その裏、先頭の西川晋太郎が死球で出塁すると打席には林。しかし3つ空振りして倒れると、続く文元洸成も投ゴロで2死になった。諦めない智弁は冨田泰生が追い込まれながらも四球を選ぶと、好調の黒川に回った。「練習でもずっと当たっていたし、今日はいくやろな、と思っていた」と高嶋仁監督(71)も期待を寄せる2年生が、左翼手の頭上に大きな当たり。打球がぐんぐん伸びてフェンスに到達する間に、2者が還り奇跡的な逆転サヨナラ劇となった。
 
主砲の涙 準決勝での活躍誓う
 黒川は、「自分が決めてやる、と思っていた。ここまで結果は出ていなかったが、自信をもっていこうと言いきかせていた」とふり返った。

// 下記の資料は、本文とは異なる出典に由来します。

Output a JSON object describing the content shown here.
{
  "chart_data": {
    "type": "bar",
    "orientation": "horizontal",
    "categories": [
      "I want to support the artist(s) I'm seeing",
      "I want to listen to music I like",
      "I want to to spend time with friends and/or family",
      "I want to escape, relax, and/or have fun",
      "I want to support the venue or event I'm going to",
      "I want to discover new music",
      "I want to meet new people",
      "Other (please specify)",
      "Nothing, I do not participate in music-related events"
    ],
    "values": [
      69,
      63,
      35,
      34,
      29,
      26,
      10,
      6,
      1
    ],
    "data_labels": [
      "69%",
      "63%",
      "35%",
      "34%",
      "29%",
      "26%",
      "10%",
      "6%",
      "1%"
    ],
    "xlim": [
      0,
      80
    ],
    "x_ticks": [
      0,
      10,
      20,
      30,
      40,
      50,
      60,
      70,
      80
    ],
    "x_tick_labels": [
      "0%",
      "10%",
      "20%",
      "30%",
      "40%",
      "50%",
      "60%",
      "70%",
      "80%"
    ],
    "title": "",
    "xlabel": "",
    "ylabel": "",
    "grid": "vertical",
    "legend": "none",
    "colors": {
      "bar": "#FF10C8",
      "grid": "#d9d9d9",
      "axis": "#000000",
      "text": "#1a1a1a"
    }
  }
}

父の洋行さん(42)は、上宮の主将としてセンバツ優勝に輝いている。「父を超えたい。甲子園では2回以上優勝したい」と目標も高いだけに、大仕事をした割には平然としていたが、先輩の林と並んで話を聞かれると、相好を崩した。「林さんが泣いていたんで」と言って林に視線を送った。それを聞いた林は、「泣いてない」と強がったが、「悔しかったのとありがとう、という気持ちがあった」と涙の理由を話し、後輩に感謝した。「守備のミスを(三振で)取り返せなかった。それが悔しかった」と大振りで三振した10回の打席を反省し、「次はしっかり打つ。ずっと迷惑かけてるんで」と準決勝での活躍を誓った。